After walking for nearly eleven straight hours, we crested a rise in the frozen earth and found ourselves on a field of battle. We were exhausted, filthy, and out of breath. War had come barging into our houses on September the 11. And now, in the early hours of a March morning in 2002, for us at least, it had come full circle.
Before us stood the twelve-thousand-foot peak, Takhur Gar. Now known as Objective Ginger, it had become the site of the fiercest fighting of the battle. It was no longer on TV or in a scale model. It was real. I simply had two initial thoughts on seeing this mountain that was less than a thousand yards away from where I stood. My first thought was: That’s a big fucking mountain. My second was: It’s on fire. There were trees with branches burning all along the north face of Takhur Gar. I’m not sure if Captain K. consciously decided to stop, was ordered to stop, or just did it instinctively, but we did. I took a knee with Taylor at my side. Just then a bomb hit the side of the mountain, lighting up the entire sky.
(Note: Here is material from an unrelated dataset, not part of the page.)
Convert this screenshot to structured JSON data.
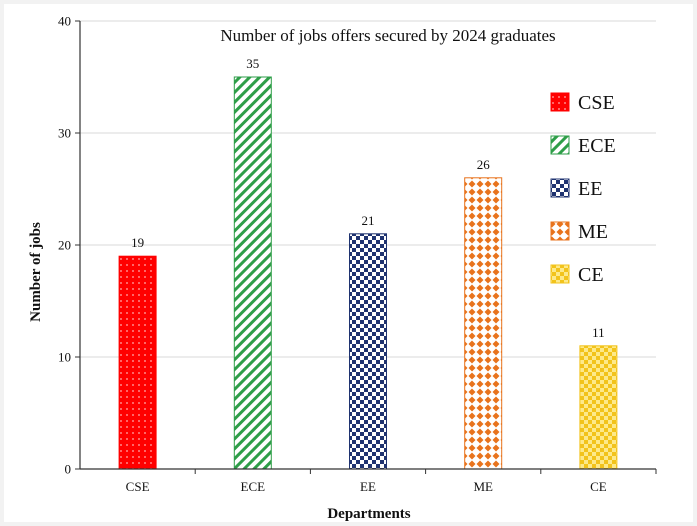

I had never before seen anything like that. I had never witnessed a shot fired in anger, much less, a bomb fall on people. When the bomb hit, the sound was deafening. It made the air vibrate. For the split second in which the mountainside was alight from the explosion, I could see trees swaying from the shockwave. I could see embers blowing off branches and into the snow. Kneeling, I watched as two more bombs struck the mountain in quick succession, causing the same set of effects. It was then that I noticed Sergeant Collins had moved forward from the back of the column. He was kneeling next to me. When he saw me looking at him through my night vision, he pointed to the mountain. Then he whispered, measuring out each word carefully, “A man’s got to know his limitations.” I assumed he was talking about the terrorists. With each impact I ducked my head reflexively.
After a minute or two of watching this lightshow, Taylor handed me the radio. Captain K. was calling me to the front of the formation.